Ma répartie se dégonfla comme une baudruche, sans doute parce que j’avais besoin d’entendre ce compliment. Je ne savais si j’étais entrée dans son jeu ou lui dans le mien, mais ce moment de complicité me fit du bien. Je devinai que son diagnostic de tout à l’heure ne signait pas notre dernière rencontre. Il allait continuer à s’occuper de moi.

— Désolée de vous avoir placés dans nos anciennes écuries. Sur le coup, nous n’avons entrevu que cette possibilité.

— Au contraire, c’est ce qu’il nous fallait. C’est suffisamment vaste pour nous installer tous et envisager d’y construire des ateliers. À tel point que nous nous demandons si nous n’allons pas chercher à acquérir cet emplacement.

— Tu… Tu as de quoi l’acheter ?

— Nous ne sommes pas sans moyens. Dans les grottes dans lesquelles nous avons passé un certain temps, nous avons eu la chance d’extraire quelques pierres précieuses de belles dimensions.

— Ce serait moi, je vous offrirais ces locaux, je veux dire, au regard de ce que nous vous devons. J’imagine que vous allez être tous très occupés.

— On devrait en faire un lieu de vie et de travail. En quittant nos cachettes, nous avons abandonné une bonne partie de ce qui nous permettait de fabriquer toutes sortes de choses.

— Épées, lances…

— Ici, si nous parvenons à nous installer, nous pourrons nous diversifier.
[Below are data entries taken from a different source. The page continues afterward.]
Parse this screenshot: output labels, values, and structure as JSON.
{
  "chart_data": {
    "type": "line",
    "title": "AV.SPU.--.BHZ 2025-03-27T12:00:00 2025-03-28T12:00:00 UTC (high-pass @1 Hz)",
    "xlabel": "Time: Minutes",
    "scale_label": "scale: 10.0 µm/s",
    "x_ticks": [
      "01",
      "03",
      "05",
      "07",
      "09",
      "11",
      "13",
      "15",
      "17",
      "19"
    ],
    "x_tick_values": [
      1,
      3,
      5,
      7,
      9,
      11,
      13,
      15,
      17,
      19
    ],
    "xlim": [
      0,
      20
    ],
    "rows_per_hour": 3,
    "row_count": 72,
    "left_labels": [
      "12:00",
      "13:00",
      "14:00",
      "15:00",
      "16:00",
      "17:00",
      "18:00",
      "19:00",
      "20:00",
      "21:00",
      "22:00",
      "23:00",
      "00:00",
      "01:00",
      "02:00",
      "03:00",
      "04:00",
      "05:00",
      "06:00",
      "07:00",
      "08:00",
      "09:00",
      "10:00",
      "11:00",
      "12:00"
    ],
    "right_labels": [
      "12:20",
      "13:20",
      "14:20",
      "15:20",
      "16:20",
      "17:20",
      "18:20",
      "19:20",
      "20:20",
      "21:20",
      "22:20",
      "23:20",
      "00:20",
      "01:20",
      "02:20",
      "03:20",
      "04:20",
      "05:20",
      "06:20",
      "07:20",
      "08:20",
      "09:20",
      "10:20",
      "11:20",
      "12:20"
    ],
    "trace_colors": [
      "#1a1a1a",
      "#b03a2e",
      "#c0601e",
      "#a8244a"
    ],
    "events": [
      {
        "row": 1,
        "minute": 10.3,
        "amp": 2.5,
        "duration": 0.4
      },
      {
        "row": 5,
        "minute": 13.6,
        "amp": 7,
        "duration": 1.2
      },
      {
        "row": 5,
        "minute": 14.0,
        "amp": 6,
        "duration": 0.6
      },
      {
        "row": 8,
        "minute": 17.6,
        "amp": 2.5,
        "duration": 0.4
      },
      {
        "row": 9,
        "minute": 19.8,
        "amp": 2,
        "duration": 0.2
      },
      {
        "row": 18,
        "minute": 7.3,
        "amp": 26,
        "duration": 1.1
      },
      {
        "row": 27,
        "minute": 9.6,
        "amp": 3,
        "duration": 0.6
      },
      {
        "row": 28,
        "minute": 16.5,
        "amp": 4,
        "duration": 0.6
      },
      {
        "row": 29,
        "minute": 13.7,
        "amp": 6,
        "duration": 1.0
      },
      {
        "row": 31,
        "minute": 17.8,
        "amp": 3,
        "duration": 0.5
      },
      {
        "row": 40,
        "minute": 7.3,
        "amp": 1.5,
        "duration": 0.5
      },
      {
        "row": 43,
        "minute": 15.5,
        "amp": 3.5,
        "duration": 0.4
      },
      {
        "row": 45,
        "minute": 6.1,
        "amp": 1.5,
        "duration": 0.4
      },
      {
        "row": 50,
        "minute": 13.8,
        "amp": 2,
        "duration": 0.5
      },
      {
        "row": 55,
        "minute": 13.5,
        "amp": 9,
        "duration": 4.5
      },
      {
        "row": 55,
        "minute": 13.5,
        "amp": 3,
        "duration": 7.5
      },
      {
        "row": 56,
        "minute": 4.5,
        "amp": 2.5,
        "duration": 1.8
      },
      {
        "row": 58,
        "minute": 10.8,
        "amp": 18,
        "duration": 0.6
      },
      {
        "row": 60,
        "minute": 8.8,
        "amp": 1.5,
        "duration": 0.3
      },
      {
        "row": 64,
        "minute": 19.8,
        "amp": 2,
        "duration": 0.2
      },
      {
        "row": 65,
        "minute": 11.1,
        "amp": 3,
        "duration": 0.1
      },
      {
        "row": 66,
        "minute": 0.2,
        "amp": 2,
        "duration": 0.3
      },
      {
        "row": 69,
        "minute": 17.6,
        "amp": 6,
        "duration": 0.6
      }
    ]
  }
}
— Mon père risque de te commander les armes sophistiquées qui nous ont tous tant émerveillés.

— C’est possible que nous commencions par elles. Elles nous permettront d’investir dans de nouveaux ateliers.

— Quelles sont ces armes avec lesquelles vous transperciez les armures morcanes ?

— Nous les appelons arbalètes. Ce sont des arbalètes spéciales à flèches courtes, bien plus lourdes que les autres. Leur portée est limitée, mais la poussée est impressionnante. C’est une arme spéciale Morcan.

— Sans elles, nous n’aurions pu gagner.

— Certainement. Lors de notre voyage de retour, nous craignions en permanence d’en voir surgir un. Ils sont très rapides. Les arbalètes étaient armées jour et nuit.

— Les souverains des dix royaumes vont faire le déplacement pour les admirer. Vous allez devenir riches.

— Nous-mêmes devrions nous équiper. Les Galiens ne vont pas rester sur un échec. Ils vont revenir en force cette fois.

Je hochais la tête. J’appréciais son implication. Il ne nous abandonnerait pas en cherchant à commercer avec les royaumes du nord.

— Vous allez équiper notre armée ?

— Le général va insister auprès du roi.

— C’est donc de cela que vous parliez tout à l’heure…

— Oui, entre autres.

— Et il va falloir entraîner tout ce petit monde. Vos archers sont bien plus performants que les nôtres.

— Le général dit la même chose.

— Dès que je peux, je viens m’entraîner avec vous.

— J’espère bien, dit-il en me lançant son plus beau sourire.